Objective To elucidate the causal relationship between specific immune cells and autoimmune hepatitis (AIH) using a two-sample Mendelian randomization (MR) approach.

Methods A bidirectional MR analysis was conducted using data from large publicly accessible Genome-Wide Association Study (GWAS) databases. The inverse variance weighted (IVW) method was employed as the primary method to evaluate the relationship between 731 immune cell traits and AIH. The false discovery rate (FDR) was controlled using the Benjamini-Hochberg correction. Additionally, pleiotropy and heterogeneity tests were performed, and a leave-one-out sensitivity analysis was conducted to further validate the robustness of the results.

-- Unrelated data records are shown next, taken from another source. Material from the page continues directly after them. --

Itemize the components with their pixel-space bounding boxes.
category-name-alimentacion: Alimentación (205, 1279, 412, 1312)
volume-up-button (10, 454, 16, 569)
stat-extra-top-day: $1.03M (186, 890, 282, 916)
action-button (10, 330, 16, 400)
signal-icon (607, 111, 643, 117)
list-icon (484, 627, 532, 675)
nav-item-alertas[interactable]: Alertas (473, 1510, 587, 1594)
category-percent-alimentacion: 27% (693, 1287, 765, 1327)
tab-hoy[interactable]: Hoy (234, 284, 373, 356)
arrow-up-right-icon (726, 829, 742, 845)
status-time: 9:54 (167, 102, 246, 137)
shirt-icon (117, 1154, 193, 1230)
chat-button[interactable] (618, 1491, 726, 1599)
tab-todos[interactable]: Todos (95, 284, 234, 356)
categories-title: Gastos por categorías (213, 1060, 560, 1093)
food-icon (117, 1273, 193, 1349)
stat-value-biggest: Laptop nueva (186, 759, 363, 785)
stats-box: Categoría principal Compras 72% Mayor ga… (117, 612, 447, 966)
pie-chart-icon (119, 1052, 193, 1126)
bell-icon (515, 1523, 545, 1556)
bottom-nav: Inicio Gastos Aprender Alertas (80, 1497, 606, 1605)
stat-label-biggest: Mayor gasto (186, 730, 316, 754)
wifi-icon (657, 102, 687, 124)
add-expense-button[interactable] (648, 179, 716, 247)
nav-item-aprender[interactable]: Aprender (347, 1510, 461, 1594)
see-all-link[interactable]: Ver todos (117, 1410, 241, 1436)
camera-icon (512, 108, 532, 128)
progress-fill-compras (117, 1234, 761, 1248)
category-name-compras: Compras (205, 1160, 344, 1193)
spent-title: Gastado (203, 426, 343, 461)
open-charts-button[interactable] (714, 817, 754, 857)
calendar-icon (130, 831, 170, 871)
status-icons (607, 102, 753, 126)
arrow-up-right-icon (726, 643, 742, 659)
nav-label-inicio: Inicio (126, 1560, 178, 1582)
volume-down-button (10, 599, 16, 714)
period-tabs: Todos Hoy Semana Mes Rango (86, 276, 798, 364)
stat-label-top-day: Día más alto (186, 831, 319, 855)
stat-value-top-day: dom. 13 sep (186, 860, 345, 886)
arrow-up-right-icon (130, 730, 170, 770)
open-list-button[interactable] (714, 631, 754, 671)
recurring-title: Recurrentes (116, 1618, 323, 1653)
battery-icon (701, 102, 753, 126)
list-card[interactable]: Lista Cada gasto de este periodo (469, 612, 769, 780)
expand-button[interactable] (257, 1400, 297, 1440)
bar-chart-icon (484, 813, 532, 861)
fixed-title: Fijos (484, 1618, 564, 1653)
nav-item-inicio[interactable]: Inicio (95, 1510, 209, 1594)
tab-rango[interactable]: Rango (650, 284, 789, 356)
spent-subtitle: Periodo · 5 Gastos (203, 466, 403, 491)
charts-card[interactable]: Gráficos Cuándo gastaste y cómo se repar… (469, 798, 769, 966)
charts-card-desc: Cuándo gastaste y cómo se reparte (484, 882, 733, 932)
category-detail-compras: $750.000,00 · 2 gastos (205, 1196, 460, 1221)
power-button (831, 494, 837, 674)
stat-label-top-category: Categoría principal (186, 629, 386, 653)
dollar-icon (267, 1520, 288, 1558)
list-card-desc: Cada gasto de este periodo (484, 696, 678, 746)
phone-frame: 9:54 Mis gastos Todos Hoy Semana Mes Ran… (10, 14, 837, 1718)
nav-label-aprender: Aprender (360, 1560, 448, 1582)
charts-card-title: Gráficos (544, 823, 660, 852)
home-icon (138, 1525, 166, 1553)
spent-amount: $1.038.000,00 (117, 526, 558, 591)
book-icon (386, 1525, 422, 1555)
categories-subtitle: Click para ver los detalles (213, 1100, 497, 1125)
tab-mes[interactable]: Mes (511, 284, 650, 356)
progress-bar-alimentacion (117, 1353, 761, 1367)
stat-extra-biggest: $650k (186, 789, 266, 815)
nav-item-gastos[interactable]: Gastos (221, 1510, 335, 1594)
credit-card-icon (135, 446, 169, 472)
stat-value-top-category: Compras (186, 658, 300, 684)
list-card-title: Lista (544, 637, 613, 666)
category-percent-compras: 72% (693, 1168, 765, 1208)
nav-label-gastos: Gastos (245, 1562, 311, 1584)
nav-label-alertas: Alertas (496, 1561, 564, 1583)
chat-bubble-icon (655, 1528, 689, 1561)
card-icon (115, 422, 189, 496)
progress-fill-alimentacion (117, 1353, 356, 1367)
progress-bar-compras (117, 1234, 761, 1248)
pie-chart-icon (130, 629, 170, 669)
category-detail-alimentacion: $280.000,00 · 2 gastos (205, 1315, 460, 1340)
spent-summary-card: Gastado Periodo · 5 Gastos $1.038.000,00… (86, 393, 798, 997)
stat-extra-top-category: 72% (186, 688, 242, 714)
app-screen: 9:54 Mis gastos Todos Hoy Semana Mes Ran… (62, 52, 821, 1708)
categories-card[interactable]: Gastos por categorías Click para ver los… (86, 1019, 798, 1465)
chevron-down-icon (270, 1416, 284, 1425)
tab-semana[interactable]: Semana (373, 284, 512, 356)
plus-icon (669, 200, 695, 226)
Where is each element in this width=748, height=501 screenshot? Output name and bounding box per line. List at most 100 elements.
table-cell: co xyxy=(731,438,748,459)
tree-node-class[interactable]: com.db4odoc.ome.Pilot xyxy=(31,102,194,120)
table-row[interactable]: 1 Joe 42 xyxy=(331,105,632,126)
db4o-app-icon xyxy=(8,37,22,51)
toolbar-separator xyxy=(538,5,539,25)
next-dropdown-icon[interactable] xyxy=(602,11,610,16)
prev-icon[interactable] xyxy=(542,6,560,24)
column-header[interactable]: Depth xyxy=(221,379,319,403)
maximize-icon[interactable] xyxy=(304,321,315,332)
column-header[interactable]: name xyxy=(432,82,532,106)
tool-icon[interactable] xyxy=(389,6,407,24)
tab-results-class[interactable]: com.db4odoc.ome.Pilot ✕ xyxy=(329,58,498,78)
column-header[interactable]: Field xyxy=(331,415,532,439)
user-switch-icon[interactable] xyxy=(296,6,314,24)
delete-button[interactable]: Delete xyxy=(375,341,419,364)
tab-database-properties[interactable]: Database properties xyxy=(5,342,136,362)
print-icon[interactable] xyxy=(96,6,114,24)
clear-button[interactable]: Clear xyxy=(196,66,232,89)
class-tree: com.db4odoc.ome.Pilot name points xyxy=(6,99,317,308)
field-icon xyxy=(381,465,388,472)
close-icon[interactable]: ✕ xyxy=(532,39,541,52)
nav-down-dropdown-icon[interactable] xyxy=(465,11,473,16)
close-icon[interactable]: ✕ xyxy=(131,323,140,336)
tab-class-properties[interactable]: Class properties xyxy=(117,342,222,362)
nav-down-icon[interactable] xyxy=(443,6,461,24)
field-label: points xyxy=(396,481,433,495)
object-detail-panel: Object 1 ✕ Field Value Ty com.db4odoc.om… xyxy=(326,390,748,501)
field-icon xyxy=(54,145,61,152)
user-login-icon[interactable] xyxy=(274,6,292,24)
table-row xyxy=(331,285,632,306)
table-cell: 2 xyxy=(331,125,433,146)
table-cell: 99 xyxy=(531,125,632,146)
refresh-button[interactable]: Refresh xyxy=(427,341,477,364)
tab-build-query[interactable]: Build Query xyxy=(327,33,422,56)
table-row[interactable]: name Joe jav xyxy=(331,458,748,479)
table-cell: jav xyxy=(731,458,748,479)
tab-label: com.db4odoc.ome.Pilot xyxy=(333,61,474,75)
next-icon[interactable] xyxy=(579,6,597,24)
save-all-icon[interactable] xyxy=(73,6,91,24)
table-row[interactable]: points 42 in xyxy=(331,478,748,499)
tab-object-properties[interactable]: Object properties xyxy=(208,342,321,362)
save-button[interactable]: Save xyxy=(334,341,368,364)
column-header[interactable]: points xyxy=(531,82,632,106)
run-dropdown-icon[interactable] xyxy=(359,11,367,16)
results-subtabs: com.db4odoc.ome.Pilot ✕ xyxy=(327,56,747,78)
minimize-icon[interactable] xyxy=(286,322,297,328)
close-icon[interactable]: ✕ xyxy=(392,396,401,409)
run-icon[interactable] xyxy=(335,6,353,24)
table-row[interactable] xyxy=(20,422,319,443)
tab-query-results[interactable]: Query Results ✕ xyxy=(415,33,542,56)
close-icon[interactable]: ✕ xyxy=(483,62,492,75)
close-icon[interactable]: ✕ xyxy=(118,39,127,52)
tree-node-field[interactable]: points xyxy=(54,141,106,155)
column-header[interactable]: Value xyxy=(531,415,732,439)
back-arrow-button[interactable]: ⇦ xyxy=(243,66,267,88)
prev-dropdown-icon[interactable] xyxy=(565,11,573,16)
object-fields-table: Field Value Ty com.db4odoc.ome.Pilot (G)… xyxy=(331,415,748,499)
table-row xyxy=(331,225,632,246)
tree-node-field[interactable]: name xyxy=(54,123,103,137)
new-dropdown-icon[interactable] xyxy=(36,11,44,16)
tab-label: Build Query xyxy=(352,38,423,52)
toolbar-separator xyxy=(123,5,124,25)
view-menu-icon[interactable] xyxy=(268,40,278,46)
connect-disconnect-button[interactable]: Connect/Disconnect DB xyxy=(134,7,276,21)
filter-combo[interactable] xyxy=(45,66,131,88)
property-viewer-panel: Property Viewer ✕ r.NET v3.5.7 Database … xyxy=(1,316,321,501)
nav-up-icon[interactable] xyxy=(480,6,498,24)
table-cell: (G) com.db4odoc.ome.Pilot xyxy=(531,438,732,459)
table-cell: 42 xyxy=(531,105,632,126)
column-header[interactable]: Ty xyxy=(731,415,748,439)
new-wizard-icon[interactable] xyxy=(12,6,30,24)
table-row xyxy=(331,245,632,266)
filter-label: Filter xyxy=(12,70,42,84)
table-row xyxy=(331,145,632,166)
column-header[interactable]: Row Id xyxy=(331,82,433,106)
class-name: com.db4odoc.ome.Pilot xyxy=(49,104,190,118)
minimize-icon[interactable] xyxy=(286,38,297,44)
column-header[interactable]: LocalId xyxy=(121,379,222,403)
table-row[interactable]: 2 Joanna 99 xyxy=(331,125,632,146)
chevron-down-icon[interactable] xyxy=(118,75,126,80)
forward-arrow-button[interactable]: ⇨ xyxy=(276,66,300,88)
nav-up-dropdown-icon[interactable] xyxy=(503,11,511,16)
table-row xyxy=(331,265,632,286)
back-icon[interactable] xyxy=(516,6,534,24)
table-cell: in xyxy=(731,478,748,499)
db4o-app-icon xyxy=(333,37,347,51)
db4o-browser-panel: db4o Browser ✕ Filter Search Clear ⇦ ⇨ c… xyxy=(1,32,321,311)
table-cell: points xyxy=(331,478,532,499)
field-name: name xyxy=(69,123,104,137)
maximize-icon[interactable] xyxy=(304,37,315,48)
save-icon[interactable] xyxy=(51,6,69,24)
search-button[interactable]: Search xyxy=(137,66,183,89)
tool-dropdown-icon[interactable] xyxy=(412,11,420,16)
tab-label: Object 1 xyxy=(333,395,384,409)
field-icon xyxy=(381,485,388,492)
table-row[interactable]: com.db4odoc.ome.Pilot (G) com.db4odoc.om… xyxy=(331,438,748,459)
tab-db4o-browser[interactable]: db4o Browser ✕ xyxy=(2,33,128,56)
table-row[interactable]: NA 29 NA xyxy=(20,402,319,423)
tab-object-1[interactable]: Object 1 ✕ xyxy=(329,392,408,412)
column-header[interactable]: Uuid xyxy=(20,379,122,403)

Results At a significance level of 0.20, it was found that the absolute count of CD28⁻CD8⁺ regulatory T-cells (IVW: odds ratio OR = 1.486; 95% confidence interval CI, 1.189-1.859; P < 0.001; P_FDR = 0.185), the level of CD28 on CD39⁺ secreting regulatory T-cells (IVW: OR = 1.194; 95% CI, 1.074-1.328; P = 0.001; P_FDR = 0.185), and the level of CD45 on mononuclear myeloid-derived suppressor cells (IVW: OR = 1.243; 95% CI, 1.108-1.394; P < 0.001; P_FDR = 0.143) were associated with an increased risk of AIH. The level of programmed death-ligand 1 on CD14⁺CD16⁺ monocytes (IVW: OR = 0.849; 95% CI, 0.771-0.935; P < 0.001; P_FDR = 0.185) was associated with a reduced risk of AIH.

Conclusion Four immune cell phenotypes associated with AIH risk are identified. Further investigation is needed to validate these findings and explore new therapeutic avenues.